Sunday, April 17, 2016

The Diver's Clothes Lie Empty by Vendela Vida



A visitor to Morocco loses her identity

Our nameless narrator (one of twins) is, on her very first day in Casablanca, the victim of a particularly skillful pickpocket, losing her passport, credit card and money.  (First thing to do in Casablanca is to get out of Casablanca.)  She has no way to prove who she is. After several bumbling attempts at assistance, the intimidating police chief hands her another woman’s backpack, insisting that the case has been solved. The narrator uses the other woman’s credit card to rent a luxury hotel room.

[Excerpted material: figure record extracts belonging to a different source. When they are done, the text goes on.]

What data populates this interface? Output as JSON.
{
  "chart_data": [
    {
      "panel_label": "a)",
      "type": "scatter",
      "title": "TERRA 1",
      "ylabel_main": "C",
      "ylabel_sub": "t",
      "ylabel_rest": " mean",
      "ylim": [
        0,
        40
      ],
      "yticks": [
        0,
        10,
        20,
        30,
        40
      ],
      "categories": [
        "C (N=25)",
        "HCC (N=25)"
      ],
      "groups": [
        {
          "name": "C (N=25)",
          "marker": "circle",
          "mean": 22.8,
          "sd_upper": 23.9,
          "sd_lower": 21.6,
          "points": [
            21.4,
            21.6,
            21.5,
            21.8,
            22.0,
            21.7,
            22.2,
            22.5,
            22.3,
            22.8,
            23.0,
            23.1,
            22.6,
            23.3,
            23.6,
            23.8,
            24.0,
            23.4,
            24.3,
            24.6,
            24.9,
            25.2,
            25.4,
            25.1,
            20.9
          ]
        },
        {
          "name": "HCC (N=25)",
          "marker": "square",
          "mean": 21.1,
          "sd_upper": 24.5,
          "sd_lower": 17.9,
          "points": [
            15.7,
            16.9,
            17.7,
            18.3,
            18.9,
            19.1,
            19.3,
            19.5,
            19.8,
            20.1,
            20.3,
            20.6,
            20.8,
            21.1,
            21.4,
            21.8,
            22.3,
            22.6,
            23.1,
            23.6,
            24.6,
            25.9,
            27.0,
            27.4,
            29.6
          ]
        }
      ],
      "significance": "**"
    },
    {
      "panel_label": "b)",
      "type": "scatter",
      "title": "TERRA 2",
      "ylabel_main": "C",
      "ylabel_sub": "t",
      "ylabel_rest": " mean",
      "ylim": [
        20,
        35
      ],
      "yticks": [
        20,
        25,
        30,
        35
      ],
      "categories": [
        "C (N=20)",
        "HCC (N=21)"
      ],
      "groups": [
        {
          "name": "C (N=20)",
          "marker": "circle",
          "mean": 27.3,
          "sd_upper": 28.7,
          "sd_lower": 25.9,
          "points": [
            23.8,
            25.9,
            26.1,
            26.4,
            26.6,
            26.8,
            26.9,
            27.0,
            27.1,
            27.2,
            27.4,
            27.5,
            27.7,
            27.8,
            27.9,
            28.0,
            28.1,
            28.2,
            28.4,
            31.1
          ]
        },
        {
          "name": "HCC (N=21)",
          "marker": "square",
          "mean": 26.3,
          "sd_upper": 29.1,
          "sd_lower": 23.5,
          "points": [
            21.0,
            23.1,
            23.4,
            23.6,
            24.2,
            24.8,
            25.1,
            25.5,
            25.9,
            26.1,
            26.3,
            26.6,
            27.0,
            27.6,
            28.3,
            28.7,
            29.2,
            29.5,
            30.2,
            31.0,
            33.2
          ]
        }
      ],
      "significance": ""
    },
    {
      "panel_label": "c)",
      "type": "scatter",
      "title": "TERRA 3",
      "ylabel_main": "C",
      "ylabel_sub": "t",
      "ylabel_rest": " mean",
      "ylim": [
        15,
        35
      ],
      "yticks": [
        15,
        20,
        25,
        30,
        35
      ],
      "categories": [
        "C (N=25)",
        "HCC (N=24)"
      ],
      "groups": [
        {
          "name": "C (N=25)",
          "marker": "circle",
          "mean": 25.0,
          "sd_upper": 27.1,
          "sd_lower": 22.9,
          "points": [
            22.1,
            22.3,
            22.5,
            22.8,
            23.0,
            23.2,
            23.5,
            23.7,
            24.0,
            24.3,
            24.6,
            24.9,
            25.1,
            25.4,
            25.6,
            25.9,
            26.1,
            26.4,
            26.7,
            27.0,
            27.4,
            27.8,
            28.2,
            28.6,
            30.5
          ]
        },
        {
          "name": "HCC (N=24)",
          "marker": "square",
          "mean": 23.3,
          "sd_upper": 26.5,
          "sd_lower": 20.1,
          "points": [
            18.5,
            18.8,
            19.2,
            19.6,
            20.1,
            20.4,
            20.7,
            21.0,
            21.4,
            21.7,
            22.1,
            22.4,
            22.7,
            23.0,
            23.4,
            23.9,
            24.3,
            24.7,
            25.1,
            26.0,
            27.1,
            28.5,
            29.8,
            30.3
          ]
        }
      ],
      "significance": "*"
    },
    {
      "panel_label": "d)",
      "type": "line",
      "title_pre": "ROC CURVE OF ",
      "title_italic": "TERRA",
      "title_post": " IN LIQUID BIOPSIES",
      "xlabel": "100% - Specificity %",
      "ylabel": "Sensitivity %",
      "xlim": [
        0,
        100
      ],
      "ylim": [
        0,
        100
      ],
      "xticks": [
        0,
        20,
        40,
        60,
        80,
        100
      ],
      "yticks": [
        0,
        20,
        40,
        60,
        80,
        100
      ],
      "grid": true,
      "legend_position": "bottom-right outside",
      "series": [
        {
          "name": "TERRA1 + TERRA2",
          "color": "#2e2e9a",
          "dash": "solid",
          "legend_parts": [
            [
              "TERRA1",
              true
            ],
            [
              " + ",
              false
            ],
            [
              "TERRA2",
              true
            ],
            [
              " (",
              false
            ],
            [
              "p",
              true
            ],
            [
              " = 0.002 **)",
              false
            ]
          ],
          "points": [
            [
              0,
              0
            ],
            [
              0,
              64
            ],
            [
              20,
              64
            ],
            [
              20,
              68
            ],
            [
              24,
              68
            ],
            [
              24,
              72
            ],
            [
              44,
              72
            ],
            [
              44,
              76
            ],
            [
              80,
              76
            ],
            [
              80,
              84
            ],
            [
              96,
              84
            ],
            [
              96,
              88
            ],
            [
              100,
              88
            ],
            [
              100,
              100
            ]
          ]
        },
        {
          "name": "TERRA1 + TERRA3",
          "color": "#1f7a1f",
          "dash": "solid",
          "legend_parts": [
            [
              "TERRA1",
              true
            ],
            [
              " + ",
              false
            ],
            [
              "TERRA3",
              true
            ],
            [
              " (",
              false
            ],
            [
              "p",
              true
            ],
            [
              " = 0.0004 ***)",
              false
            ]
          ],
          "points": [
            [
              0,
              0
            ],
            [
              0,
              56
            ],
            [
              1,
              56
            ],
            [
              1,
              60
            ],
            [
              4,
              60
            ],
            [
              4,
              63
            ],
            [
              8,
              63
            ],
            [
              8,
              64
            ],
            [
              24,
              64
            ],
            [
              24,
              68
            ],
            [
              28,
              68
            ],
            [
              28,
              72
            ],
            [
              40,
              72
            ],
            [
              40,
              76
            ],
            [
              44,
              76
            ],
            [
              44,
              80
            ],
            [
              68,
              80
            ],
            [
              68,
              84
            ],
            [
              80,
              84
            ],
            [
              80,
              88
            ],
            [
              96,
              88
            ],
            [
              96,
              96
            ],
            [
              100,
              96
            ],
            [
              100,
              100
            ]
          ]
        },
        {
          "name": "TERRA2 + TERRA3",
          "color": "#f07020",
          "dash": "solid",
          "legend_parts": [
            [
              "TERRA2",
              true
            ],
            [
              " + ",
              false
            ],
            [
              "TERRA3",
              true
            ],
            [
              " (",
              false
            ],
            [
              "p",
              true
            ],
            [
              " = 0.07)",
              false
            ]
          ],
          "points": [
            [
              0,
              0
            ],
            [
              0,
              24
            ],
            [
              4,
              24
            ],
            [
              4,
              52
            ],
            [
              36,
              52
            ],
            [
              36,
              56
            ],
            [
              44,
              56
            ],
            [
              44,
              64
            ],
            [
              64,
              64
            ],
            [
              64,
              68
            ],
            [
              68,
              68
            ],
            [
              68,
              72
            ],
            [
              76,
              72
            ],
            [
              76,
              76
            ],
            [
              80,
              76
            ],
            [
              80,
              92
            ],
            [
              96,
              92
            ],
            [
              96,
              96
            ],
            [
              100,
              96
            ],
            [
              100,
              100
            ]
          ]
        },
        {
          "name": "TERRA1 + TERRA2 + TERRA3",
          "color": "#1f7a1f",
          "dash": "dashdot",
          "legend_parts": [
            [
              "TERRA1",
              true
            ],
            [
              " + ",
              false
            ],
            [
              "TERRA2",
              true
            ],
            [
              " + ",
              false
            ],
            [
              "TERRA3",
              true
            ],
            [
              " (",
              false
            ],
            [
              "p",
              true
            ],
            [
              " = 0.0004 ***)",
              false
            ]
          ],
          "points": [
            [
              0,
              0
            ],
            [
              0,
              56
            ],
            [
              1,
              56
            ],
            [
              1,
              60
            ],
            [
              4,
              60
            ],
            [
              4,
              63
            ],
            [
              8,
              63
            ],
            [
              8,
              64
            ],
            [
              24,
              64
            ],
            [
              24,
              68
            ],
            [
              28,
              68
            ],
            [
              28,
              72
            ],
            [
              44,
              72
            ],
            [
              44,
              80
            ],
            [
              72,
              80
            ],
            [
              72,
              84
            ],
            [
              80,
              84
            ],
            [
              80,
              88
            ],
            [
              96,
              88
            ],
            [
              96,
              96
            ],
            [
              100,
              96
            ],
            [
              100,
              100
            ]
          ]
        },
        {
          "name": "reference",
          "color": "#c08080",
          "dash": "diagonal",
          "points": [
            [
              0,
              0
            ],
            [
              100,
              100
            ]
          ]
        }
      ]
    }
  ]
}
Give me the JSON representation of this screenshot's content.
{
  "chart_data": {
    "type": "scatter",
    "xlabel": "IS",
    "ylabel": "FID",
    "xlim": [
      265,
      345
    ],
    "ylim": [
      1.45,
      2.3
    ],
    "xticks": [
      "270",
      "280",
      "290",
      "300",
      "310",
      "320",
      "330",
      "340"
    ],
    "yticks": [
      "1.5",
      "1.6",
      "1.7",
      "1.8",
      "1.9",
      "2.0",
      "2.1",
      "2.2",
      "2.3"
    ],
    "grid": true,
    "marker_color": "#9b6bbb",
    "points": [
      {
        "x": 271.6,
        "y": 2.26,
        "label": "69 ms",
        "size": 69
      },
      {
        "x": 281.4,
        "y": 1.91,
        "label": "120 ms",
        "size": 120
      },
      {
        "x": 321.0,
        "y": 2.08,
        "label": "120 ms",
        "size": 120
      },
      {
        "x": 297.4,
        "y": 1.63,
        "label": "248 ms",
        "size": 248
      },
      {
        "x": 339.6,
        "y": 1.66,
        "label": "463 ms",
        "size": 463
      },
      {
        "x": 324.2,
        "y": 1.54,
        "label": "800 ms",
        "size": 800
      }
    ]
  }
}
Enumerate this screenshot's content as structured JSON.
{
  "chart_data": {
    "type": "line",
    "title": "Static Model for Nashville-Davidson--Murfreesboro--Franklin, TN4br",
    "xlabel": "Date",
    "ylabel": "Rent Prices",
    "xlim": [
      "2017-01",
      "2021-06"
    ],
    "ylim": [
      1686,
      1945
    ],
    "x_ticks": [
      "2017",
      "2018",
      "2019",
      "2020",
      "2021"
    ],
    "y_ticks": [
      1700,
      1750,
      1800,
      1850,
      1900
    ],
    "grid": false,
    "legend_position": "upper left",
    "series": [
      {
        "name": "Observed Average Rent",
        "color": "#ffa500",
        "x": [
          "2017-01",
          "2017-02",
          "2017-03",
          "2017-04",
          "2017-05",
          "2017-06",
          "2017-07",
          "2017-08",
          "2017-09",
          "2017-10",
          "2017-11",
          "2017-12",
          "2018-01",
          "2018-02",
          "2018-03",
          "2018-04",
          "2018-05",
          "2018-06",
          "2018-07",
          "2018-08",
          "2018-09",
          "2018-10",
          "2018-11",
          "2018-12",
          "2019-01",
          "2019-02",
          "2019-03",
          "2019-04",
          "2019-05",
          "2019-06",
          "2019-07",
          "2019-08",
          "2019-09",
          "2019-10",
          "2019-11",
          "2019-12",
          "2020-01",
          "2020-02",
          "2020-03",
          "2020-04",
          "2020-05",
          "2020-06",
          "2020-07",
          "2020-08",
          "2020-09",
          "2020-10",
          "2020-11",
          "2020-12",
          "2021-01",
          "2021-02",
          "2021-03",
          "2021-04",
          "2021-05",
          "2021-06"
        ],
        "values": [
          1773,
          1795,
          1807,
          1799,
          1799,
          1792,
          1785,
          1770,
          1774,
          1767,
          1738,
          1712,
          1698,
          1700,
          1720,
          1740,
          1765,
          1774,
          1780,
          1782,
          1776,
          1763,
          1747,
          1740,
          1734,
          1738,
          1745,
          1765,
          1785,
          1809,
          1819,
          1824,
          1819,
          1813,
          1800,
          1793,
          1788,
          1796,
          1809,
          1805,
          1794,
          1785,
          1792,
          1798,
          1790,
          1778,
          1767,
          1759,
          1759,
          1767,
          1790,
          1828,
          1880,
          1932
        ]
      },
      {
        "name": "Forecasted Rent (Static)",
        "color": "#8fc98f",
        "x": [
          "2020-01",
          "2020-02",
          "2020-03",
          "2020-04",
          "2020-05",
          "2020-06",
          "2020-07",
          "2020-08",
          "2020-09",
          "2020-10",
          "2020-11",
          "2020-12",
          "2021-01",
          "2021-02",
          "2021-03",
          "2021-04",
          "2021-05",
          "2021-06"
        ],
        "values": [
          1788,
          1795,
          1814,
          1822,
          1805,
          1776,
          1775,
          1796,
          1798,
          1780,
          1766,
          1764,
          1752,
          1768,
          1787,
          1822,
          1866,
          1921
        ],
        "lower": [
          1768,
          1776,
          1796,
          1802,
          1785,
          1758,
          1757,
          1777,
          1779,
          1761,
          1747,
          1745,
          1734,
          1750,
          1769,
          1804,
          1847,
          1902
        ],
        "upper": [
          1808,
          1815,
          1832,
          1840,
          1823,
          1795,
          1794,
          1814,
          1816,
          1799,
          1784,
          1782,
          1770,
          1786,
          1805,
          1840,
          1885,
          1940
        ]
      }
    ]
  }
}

She turns to the US embassy, but soon becomes convinced the US Embassy is about to discover all her stupid dishonesties.  At her wit’s end, it luckily turns out she is an exact body double for the famous actress shooting a movie in Casablanca and our narrator gets a paying job.  But her body double acting is so good, on screen and off , that the famous movie star gets enraged. Just in the nick of time, and with the help of another astonishing coincidence, our narrator escapes being found out yet once again. In addition, at the end, the big secret from back home is perfectly detonated.

I really enjoyed this novel, although for most readers, this may be an esoteric pleasure, an extended joke, a meditation on identity. Critical bundles get stolen, seemingly nice doubles stab the heroine in the back.  There are also a lot of costume changes. The pleasure comes in the narrator’s increasing paranoia, her off the chart neuroticism and overall ineffectiveness. I kept reassuring myself: This could never happen, could it?

The book was perfectly crafted; the narrator never wears out her welcome in any particular role. This is one of the few novels I have read recently where the intensity properly increased as the story went on, and the “secret” was opportunely presented. The narrator doesn’t really go to all that much trouble to retrieve her identity, because if, at any point, she ever did the logical thing, the story would end. Finally, the book was hilarious – there definitely is a Keystone Kops thing going on.